Building an Infrastructure for Financial Stability: An Overview Building an Infrastructure for Financial Stability: An Overview

November 27, 2000

Numerous conferences organized in the aftermath of the financial crisis of 1997-98 offered analyses of what went wrong in the crisis countries and prompted a number of reform proposals directed toward reducing the risk of future crises. However, now that the crisis has abated, reform appears to be much lower on most political agendas and is rarely the topic of media reports or academic inquiries. The Federal Reserve Bank of Boston's June 2000 conference “Building an Infrastructure for Financial Stability” attempted to address this deficiency.
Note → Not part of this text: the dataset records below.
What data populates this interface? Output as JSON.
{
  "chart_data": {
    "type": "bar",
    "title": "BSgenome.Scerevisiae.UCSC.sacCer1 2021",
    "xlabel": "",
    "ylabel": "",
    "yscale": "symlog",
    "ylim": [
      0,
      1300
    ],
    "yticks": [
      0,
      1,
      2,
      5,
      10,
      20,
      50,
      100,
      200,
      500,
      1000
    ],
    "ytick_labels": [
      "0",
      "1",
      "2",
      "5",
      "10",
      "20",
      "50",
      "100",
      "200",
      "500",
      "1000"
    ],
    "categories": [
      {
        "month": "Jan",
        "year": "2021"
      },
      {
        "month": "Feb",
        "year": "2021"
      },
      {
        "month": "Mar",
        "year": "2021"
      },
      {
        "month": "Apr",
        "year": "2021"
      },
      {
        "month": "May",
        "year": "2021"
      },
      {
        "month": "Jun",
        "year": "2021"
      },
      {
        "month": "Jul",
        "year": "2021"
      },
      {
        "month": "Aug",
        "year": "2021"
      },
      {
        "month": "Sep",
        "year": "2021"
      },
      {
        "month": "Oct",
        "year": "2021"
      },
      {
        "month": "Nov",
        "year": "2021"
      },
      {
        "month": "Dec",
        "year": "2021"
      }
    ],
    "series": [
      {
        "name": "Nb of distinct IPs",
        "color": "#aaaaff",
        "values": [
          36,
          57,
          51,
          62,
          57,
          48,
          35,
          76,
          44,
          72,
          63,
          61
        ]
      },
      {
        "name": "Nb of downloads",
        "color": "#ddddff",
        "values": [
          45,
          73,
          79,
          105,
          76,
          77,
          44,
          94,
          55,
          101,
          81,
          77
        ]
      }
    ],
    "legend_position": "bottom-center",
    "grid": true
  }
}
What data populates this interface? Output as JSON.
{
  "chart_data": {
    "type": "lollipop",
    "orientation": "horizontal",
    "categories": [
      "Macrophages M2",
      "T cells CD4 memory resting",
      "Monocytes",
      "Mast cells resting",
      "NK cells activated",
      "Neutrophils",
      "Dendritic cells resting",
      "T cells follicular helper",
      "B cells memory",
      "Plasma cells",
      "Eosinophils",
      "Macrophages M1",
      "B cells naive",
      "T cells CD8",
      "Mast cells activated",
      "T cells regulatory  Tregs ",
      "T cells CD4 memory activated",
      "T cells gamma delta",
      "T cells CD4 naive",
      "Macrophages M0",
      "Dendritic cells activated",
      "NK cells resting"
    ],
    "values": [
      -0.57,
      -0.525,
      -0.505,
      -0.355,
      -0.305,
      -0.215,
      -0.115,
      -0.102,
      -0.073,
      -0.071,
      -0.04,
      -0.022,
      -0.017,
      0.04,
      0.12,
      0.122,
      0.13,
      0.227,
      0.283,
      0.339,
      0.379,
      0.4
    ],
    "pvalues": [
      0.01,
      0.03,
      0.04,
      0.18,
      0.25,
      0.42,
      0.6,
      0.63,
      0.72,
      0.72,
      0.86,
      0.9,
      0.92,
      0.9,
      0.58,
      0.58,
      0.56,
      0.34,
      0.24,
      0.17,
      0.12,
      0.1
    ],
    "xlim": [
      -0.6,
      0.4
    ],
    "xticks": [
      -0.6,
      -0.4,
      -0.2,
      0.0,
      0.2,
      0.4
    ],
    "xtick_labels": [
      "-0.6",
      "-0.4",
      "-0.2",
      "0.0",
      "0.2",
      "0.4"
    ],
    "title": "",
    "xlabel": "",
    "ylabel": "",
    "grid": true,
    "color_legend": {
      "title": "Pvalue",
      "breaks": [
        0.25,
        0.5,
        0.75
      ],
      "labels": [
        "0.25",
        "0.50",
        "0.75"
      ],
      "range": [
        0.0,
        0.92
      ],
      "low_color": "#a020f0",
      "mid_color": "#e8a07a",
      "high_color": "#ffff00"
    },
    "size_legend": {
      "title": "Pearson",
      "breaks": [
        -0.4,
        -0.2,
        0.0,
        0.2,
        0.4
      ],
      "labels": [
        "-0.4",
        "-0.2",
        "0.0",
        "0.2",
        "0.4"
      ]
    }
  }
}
As conference participants presented their analyses of the reform process in various countries, a common theme became apparent: Those recommending reform need to do a better job of recognizing political, economic, and social constraints facing individual countries. These constraints tend to be the true impediments to successfully implementing reform. Conference participants also made several general recommendations. First, countries should focus much more attention on improving the enforcement of existing laws, accounting requirements, investor protections, and bank supervisory practices. Second, where reform is needed, one must do a better job of molding the reform so that it fits the societal norms of the recipient country. And finally, specific reforms are likely to work differently in a country that bases its legal system on civil law than in one that bases its legal system on common law.